O’Brien écrit : « Il est probable qu’aucun auteur européen de son temps n’a si profondément marqué l’imaginaire et aussi la conscience morale et politique de sa propre génération et de la suivante. Il était intensément européen parce qu’il appartenait à la frontière de l’Europe et était conscient d’une menace. La menace lui faisait aussi les yeux doux. Il a refusé, mais non sans lutte. Aucun autre écrivain, pas même Conrad, n’est plus représentatif de l’attention et de la conscience occidentale à l’égard du monde non occidental. Le drame interne de son œuvre est le développement de cette relation, sous la montée de la pression et de l’angoisse. »
(…) De plus, Joseph Conrad et Camus ne sont pas les représentants d’une réalité aussi impondérable que la « conscience occidentale », mais bien de la domination occidentale sur le monde non européen. Conrad exprime cette abstraction avec une force qui ne trompe pas, dans son essai Geography and Some Explorers  (4). Il y célèbre l’exploration de l’Arctique par les Britanniques puis conclut sur un exemple de sa propre « géographie militante » : « J’ai posé le doigt au beau milieu de la tache, alors toute blanche, qu’était l’Afrique, et j’ai déclaré : « Un jour j’irai là-bas. » » Il y est allé, bien sûr, et il reprend le geste dans Au cœur des ténèbres.

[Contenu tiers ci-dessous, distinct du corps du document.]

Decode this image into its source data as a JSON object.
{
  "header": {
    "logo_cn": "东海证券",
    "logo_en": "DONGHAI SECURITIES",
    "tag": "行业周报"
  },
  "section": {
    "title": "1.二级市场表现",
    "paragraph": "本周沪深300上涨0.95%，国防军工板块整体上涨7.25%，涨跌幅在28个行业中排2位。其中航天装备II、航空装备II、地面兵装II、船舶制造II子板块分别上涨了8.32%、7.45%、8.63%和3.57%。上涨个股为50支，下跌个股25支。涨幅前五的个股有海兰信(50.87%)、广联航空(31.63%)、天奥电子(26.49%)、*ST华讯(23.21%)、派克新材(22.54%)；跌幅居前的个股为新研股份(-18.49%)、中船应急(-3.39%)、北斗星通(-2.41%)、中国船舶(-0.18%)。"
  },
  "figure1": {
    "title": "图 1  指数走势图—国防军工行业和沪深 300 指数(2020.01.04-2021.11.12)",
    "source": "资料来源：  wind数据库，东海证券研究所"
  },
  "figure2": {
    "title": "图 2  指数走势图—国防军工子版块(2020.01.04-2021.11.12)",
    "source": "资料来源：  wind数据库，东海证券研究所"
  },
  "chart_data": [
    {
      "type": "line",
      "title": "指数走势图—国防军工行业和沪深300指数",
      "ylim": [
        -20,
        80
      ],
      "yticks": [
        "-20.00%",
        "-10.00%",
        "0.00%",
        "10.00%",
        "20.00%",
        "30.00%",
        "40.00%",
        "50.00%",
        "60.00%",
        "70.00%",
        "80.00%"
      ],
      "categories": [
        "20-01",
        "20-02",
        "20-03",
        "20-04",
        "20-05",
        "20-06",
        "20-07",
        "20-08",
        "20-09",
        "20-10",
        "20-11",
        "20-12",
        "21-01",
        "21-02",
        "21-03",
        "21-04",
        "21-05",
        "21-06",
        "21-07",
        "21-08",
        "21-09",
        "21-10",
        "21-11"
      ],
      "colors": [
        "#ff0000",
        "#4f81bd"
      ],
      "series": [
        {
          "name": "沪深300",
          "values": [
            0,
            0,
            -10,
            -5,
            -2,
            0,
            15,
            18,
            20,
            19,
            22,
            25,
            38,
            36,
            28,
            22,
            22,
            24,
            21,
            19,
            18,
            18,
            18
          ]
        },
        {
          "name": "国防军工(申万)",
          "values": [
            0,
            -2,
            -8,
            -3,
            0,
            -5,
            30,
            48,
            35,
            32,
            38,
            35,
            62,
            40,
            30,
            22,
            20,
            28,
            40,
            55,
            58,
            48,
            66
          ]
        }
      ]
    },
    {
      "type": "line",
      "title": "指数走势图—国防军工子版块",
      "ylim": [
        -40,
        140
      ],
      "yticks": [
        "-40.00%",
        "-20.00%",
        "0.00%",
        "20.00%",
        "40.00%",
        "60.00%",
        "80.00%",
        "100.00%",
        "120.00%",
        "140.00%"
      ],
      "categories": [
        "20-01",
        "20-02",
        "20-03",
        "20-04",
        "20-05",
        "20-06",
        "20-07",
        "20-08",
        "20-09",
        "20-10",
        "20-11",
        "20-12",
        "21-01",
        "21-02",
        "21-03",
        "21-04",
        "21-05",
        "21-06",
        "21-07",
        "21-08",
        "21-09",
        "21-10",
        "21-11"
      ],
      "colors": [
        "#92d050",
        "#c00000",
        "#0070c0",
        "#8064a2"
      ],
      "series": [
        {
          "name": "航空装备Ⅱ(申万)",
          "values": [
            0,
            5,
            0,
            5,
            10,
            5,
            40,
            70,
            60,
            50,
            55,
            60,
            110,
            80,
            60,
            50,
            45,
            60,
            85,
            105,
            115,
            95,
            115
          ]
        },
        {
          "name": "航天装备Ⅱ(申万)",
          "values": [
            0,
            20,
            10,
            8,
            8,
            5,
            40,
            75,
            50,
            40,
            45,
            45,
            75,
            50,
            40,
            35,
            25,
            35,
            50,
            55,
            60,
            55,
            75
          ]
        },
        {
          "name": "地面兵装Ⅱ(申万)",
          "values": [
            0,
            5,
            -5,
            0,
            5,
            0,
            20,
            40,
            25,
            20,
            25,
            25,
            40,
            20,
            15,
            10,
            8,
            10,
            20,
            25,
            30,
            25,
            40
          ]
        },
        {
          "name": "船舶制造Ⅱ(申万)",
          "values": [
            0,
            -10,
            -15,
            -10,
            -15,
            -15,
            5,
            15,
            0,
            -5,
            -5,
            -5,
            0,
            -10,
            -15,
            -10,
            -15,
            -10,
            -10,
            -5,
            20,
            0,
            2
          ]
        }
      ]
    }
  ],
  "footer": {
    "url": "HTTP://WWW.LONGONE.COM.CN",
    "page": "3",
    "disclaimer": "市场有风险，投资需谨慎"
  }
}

Le colonialisme occidental, qu’O’Brien et Conrad se donnent tant de mal pour décrire, est, premièrement, une pénétration hors des frontières européennes et dans une autre entité géographique. Deuxièmement, il ne renvoie nullement à une « conscience occidentale » anhistorique « à l’égard du monde non occidental » : l’écrasante majorité des indigènes africains et indiens ne rapportaient pas leurs malheurs à la « conscience occidentale », mais à des pratiques coloniales très précises comme l’esclavage, l’expropriation, la violence des armes. C’est une relation laborieusement construite où la France et la Grande-Bretagne s’autoproclamaient l’« Occident » face aux peuples inférieurs et soumis du « non-Occident », pour l’essentiel inerte et sous-développé. (…)
O’Brien use aussi d’un autre moyen pour tirer Camus de l’embarras où il l’a mis : il souligne que son expérience personnelle est privilégiée. Tactique propre à nous inspirer pour lui quelque sympathie, car, si regrettable qu’ait été le comportement collectif des colons français en Algérie, il n’y a aucune raison d’en accabler Camus. L’éducation entièrement française qu’il a reçue là-bas – bien décrite dans la biographie de Herbert Lottman (5) – ne l’a pas empêché de rédiger, avant-guerre, un célèbre rapport sur les malheurs locaux, dus pour la plupart au colonialisme français. Voici donc un homme moral dans un contexte immoral. Et le centre d’intérêt de Camus, c’est l’individu dans un cadre social : c’est aussi vrai de L’Étranger que de La Peste et de La Chute. Ses valeurs, ce sont la conscience de soi, la maturité sans illusion, la fermeté morale quand tout va mal. Mais, sur le plan méthodologique, trois opérations s’imposent.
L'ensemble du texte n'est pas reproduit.